Mitt Romney |
This is often the defeatist posture assumed when people talk about racism or bigotry against black Americans and Americans with Hispanic bloodlines. The exaggerators exaggerate, and this results in a second phenomenon: others learn to raise their guard every time they hear a complaint, reflexively resisting almost any dire characterization.
Surely, there are many hucksters who present themselves, no matter how irrationally, as race leaders or civil rights leaders, and who profit by portraying the world as a moral cesspool.
Yet there is a level of morale that works against this. All in Washington is not about the “do nothing” Congress. More is definitely being done. Our morale is affirmed when we see surprising but disturbing actions countered by steady, patient, careful effort.
We don’t need hot air and vitriol. We need focus.
This is just what we got when the Justice Department won a $175 million victory for black and Hispanic loan borrowers from Wells Fargo.

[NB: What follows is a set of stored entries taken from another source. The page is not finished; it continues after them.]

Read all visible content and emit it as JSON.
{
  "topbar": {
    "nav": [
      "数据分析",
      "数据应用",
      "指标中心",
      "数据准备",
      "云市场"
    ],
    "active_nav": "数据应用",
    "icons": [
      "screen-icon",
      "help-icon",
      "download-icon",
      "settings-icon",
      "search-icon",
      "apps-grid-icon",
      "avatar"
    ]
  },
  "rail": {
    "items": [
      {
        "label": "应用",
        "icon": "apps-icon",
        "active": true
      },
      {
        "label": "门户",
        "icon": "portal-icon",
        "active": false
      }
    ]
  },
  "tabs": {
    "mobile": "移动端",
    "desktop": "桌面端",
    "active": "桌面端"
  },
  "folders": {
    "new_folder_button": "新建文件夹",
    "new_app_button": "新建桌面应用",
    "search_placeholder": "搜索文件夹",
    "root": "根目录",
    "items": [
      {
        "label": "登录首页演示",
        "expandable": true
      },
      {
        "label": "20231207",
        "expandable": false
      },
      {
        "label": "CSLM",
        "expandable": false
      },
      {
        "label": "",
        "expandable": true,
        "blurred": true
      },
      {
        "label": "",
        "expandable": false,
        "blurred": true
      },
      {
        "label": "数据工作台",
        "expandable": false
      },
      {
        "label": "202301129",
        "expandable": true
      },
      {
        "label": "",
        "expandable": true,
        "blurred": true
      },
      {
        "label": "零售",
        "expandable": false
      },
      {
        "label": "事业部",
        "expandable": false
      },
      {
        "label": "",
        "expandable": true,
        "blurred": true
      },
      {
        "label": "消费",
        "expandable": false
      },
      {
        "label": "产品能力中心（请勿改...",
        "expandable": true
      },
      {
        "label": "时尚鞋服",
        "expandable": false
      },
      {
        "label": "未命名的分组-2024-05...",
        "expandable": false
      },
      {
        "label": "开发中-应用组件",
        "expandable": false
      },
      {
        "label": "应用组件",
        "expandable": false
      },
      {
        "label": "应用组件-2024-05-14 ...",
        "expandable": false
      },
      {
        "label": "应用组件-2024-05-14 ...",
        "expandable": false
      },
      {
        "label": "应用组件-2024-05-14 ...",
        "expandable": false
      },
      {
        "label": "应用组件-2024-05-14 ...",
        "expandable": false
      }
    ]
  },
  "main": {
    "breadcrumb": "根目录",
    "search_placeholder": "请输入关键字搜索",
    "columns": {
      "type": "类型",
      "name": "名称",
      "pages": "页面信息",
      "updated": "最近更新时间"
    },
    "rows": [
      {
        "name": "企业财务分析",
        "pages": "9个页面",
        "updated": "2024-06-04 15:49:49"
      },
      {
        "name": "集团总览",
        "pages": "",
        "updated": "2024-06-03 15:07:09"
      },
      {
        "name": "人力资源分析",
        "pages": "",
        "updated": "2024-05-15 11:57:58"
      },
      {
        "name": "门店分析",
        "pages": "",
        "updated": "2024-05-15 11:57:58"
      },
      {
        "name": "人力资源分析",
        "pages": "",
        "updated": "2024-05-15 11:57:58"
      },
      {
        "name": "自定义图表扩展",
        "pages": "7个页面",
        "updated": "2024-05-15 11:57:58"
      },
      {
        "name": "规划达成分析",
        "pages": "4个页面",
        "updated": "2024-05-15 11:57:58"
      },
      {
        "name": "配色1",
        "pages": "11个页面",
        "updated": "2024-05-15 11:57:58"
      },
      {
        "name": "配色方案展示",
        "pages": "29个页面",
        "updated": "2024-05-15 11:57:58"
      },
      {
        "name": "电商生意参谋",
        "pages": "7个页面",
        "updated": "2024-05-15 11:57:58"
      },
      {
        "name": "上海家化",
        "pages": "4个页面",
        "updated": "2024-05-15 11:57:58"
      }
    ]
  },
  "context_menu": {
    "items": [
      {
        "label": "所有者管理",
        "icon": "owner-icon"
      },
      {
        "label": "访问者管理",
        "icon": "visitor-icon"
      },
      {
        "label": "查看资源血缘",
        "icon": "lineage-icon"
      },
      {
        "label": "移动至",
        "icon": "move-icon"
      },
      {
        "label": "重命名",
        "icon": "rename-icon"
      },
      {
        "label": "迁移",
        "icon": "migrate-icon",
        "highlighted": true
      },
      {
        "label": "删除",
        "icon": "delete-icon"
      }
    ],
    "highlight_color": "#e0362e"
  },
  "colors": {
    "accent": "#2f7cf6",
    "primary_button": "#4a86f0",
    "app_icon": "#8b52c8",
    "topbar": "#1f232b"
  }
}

The bank steered the borrowers into more valuable subprime mortgages yet when they eligible for better products. The charges were so strong; Wells Fargo had to back down while denying any sort of conspiracy.
Numbers and dates are independent of ideology, no matter how they are spun, which seems to be among the causes there is so much nervous blood in the water or on the campaign trail of the Republican candidate.
He is clearly worried about how all of the money and numbers may detrimentally add up.
There's cause to trust in the power of an honest and responsible press examining everything that Romney says is true. For instance, in a story published last week, The Boston Globe pulled another mask off of Romney.
For many months now, Romney’s story has been that he retired from Bain Capital in 1999 to go the Salt Lake City Olympic Games. As The Globe shows, federal filings make clear he did not leave until 2002.
This is not another chink in the Republican candidate’s armor, it is a big hole — and further documentation of how far away from the truth Romney is willing to be.
Why has Romney been firmly denying he had a role in top-level decision making in those final years at Bain? Dismissed with the information that, one of different matters, the company invested at a company called Stericycle, whose avails added the disposal of aborted fetuses? We will see. It is understandable why Romney would be happy to distance himself from this.
So too would he like to stay at arm’s length from Bain’s involvement in shutting down a steel plant in Kansas City, and a whole range of other decisions that he might not enjoy answering to.
If the buck stops at the President’s desk, does it also stop at the CEO and chairman’s desk? Good question.
On Friday, Romney told multiple news divisions that in early 1999, he ended all management responsibilities with Bain Capital to run the Olympics full time. His name was on those official documents as CEO, but he had had no role whatsoever in making any substantive decisions.
We’ll see if that explanation holds up.